Reflection on the Gospel of the Monday In The Twelfth Week Of Ordinary Time
We have all sinned and by right are far away from God’s Love and Mercy, undeserving. But equally true is God’s act of Love, that He has saved all of us, by Jesus sacrifice on the cross. The situation is different, whether we want to get unto the bus, so to say, of Salvation – eternity in God’s Presence. This is a self-choice. But we are not allowed to even self-judge, because the act of salvation is done, and we are all free. Now, no sin can separate us from God. Then why the prevailing of such misery and pain still? This is because not all realise that they are free and can in all freedom, love and be in God’s Presence.
So what is this issue of judging? On one level, we cannot counter say, that is proclaim; someone is condemned to death and corruption, however ugly the person be living, because Jesus has died even for that person, and how God is working in his life we are not privy too. Judging than would be saying Jesus’ Redeeming Sacrifice is limited, and also negate Jesus’ teachings on another level as false. The best example of this being a) the Prodigal Son and b) The Parable of the Sower. Lets delve on the Sower Parable; it is not four soils that are being spoken of, it is the one soil which is transformed by the Word of God over a period of time. But in the meantime, the soil is something less than perfect. so if we condemn if, we are condemning God as being ineffective. We ourselves are in the process of transformation, by God’s Word, and if we label and make anything less than who He is, that effects us, more than the other person. And thus we have cut away God’s grace from our lives, and thus we have self-judged ourselves.
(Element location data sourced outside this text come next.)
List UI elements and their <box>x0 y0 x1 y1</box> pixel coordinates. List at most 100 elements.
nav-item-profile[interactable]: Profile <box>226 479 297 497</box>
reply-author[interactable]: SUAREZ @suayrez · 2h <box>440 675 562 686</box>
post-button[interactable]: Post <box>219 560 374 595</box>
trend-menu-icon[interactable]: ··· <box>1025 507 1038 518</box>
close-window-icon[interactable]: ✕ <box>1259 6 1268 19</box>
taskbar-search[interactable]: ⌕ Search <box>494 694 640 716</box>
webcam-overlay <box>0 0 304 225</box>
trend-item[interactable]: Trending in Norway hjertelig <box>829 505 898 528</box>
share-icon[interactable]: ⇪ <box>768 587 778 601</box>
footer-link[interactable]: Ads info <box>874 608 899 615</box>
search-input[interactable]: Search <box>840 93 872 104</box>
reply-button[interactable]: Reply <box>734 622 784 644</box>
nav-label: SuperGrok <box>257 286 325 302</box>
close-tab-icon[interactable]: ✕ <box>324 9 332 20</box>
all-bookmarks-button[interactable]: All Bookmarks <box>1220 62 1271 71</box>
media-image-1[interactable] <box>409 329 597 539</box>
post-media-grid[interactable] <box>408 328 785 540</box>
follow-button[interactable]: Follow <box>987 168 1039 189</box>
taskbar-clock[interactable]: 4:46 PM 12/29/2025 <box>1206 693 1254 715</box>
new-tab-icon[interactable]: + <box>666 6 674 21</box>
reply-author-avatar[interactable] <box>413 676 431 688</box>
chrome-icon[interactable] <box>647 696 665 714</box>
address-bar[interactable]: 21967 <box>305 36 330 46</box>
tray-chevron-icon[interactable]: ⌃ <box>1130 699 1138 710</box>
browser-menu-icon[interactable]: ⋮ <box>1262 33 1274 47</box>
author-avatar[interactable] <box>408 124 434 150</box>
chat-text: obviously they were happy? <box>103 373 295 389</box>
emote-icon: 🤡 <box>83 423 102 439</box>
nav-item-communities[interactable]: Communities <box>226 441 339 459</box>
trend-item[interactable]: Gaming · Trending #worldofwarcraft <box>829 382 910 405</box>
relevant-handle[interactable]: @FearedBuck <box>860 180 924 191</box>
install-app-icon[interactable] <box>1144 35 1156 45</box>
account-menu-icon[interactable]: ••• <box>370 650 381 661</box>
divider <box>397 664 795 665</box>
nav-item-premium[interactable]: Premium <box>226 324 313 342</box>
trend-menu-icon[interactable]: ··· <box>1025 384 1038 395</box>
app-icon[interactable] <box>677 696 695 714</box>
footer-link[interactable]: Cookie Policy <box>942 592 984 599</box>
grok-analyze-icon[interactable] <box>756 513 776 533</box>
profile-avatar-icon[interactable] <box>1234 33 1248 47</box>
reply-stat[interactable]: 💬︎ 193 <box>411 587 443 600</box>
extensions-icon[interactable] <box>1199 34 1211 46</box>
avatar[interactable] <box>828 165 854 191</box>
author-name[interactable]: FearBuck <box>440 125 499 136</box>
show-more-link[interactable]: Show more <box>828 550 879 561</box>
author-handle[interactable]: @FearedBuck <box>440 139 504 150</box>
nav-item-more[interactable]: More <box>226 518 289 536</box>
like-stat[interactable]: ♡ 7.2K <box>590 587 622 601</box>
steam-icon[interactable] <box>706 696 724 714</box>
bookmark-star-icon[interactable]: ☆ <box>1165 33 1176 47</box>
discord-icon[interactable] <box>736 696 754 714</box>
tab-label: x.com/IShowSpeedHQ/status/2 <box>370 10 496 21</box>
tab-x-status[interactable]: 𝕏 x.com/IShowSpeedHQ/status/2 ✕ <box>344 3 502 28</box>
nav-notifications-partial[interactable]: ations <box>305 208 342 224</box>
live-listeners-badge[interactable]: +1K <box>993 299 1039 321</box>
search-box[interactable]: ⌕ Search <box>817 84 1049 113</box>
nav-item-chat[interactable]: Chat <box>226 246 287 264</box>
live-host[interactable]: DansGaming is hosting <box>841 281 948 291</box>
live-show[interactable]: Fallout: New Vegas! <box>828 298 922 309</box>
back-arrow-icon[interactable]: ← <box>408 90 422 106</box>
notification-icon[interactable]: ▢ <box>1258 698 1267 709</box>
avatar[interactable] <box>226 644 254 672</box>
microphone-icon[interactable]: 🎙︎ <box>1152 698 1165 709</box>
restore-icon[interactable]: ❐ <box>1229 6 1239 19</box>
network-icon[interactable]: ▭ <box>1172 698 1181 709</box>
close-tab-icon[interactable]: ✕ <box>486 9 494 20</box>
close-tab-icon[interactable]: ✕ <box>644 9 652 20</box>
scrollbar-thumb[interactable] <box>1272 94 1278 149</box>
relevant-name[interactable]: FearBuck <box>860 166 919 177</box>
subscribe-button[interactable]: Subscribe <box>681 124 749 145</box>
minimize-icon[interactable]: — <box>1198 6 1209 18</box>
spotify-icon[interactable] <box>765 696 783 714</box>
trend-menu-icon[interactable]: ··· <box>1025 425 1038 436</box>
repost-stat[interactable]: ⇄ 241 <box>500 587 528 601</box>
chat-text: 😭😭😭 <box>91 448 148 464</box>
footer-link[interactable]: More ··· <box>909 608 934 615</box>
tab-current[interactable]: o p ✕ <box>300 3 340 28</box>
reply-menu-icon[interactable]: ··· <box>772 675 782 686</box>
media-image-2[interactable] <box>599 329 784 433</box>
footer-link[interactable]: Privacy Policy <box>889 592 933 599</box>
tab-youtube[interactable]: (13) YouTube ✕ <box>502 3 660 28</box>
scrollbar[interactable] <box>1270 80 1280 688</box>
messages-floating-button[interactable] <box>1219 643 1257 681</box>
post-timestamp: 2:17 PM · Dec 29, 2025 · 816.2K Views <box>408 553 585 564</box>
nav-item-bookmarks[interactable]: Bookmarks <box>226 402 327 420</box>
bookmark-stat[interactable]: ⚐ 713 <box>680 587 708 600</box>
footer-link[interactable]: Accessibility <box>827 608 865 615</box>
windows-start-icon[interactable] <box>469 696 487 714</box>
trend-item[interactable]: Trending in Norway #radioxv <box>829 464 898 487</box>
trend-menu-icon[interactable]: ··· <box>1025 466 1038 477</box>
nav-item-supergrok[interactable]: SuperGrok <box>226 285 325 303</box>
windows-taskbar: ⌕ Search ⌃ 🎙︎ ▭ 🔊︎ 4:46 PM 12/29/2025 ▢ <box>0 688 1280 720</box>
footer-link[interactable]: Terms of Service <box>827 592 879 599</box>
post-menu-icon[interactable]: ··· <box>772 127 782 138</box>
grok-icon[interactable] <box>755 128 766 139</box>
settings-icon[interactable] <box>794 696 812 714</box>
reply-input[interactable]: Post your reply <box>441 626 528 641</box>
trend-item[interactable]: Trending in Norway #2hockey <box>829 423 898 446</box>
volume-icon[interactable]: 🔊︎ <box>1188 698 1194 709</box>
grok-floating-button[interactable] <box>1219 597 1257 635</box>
On the other hand, it is proper to approach life from the place of humility, knowing fully that even we are broken persons whom God is putting together. Thus, we need to see those around us in the same way. When we do this, the harshness of finger pointing and condemning attitudes, can change to encouragement. When we see people around us failing, like the Samaritan, extend to them the grace of encouraging them to do better, not to give up hope, and together thank God for the grace of Jesus’ Sacrifice.